2010/3/26 Amir E. Aharoni amir.aharoni@mail.huji.ac.il:
Whatever they mention, i couldn't understand a word of it, and i do know some HTML and JS.
There are several buttons which are essential to me and which disappeared from the new default toolbar, such as nowiki, strikeout and some others. If i had a convenient way to add them, i wouldn't complain, but that [[Toolbar customization]] page is completely unreadable to anyone but the dedicated developers.
This is a page that was quickly whipped up some time ago, and I agree that it's probably not very readable. I will add a section with some easy instant-copy-and-paste snippets that add stuff like nowiki, strikeout and redirect. If you could elaborate on what "and others" consists of, I'll add those too.
And the embed file (picture) button inserts
this: "[[Example.jpg]]", without any "File:" or "Image:"!
That's a bug, thanks for reporting it.
I reported this bug some time ago via "beta feedback". It seems completely trivial, but it's still not fixed. I rarely insert images, so i can live with it, but many other editors do and i have no idea how they live with it.

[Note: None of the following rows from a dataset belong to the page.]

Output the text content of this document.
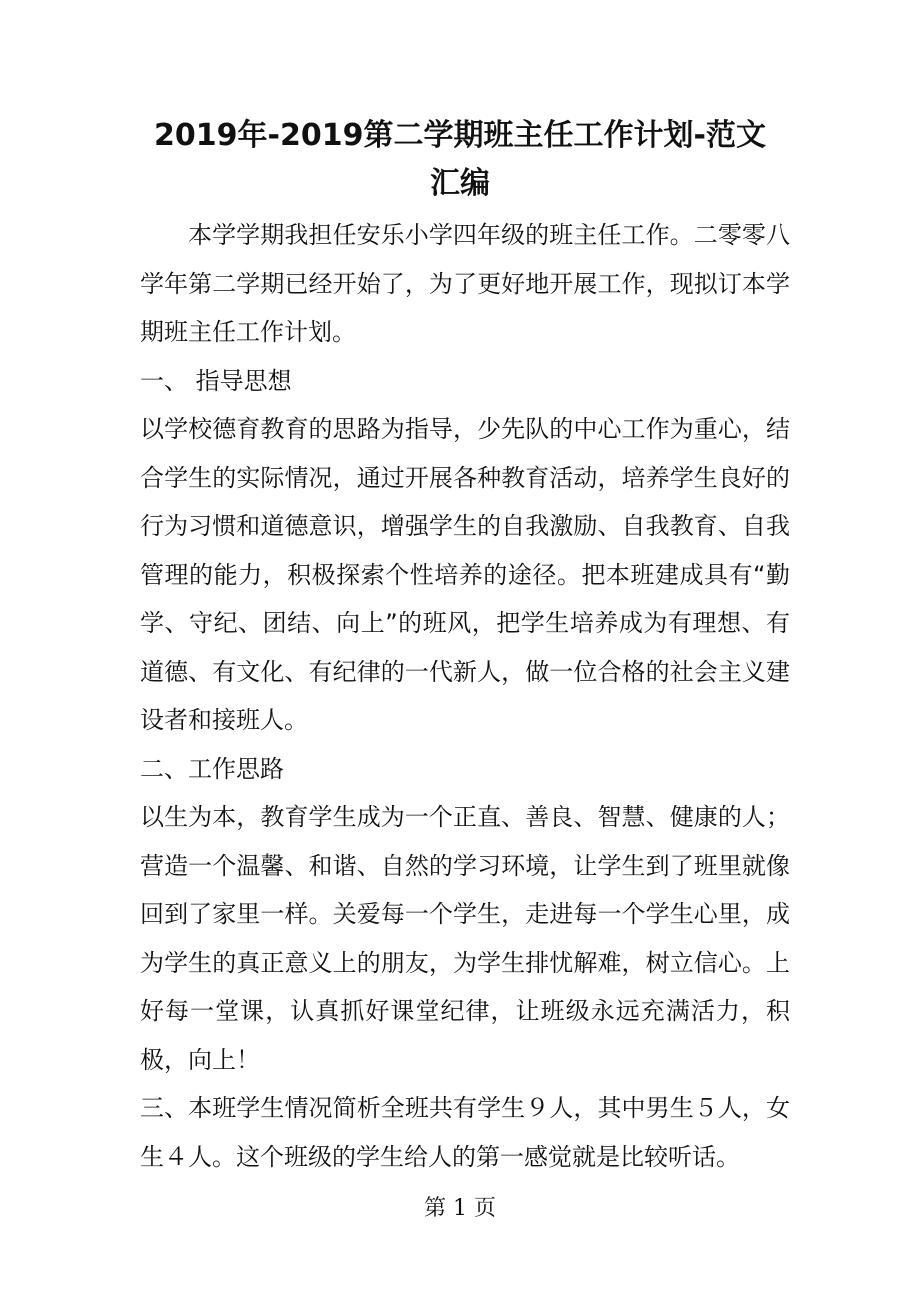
2019年-2019第二学期班主任工作计划-范文汇编

本学学期我担任安乐小学四年级的班主任工作。二零零八学年第二学期已经开始了，为了更好地开展工作，现拟订本学期班主任工作计划。

一、 指导思想

以学校德育教育的思路为指导，少先队的中心工作为重心，结合学生的实际情况，通过开展各种教育活动，培养学生良好的行为习惯和道德意识，增强学生的自我激励、自我教育、自我管理的能力，积极探索个性培养的途径。把本班建成具有“勤学、守纪、团结、向上”的班风，把学生培养成为有理想、有道德、有文化、有纪律的一代新人，做一位合格的社会主义建设者和接班人。

二、工作思路

以生为本，教育学生成为一个正直、善良、智慧、健康的人；营造一个温馨、和谐、自然的学习环境，让学生到了班里就像回到了家里一样。关爱每一个学生，走进每一个学生心里，成为学生的真正意义上的朋友，为学生排忧解难，树立信心。上好每一堂课，认真抓好课堂纪律，让班级永远充满活力，积极，向上！

三、本班学生情况简析全班共有学生９人，其中男生５人，女生４人。这个班级的学生给人的第一感觉就是比较听话。

第 1 页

I've filed this as https://bugzilla.wikimedia.org/show_bug.cgi?id=22964
I'm sorry, but it is too early to force this on editors. On the technical Village Pump in the Hebrew Wikipedia, for example, the attitude towards the beta ranges from indifferent to negative, and not because of RTL problems, but simply because for people who only read Wikipedia this is inessential and for editors it is rather harmful.
Exactly how is this harmful? The only two problems you listed are a few missing toolbar buttons, which are easily added, and one buggy toolbar button which, by your own admission, you "can live with" (but which we'll of course fix ASAP).
True, some people may have enabled the beta and stuck to it, but what about all those that didn't enable it at all or enabled it and returned to Monobook?
We record both opt-ins and opt-outs. The retention rate (% of users who opted into the Beta and kept it) has been hovering around 80% cluster-wide, with certain specific wikis (such as Japanese and Polish, off the top of my head) showing lower numbers due to specific issues (font size and broken Gadgets, respectively); still "lower" in this case means something like 65-70%.
Do you have any numbers about people who use the beta and actually edit Wikipedia and not just read it?
We don't currently have these numbers, but I suppose we could whip up some statistics about the spread of edit count (more useful metric than "did this user ever edit") among beta users and former beta users that opted back out.
For what it's worth, we'll also be adding a "Take me back" link, similar to the "Try Beta" link, which changes the user's preferences to disable all usability features and change their skin back to Monobook.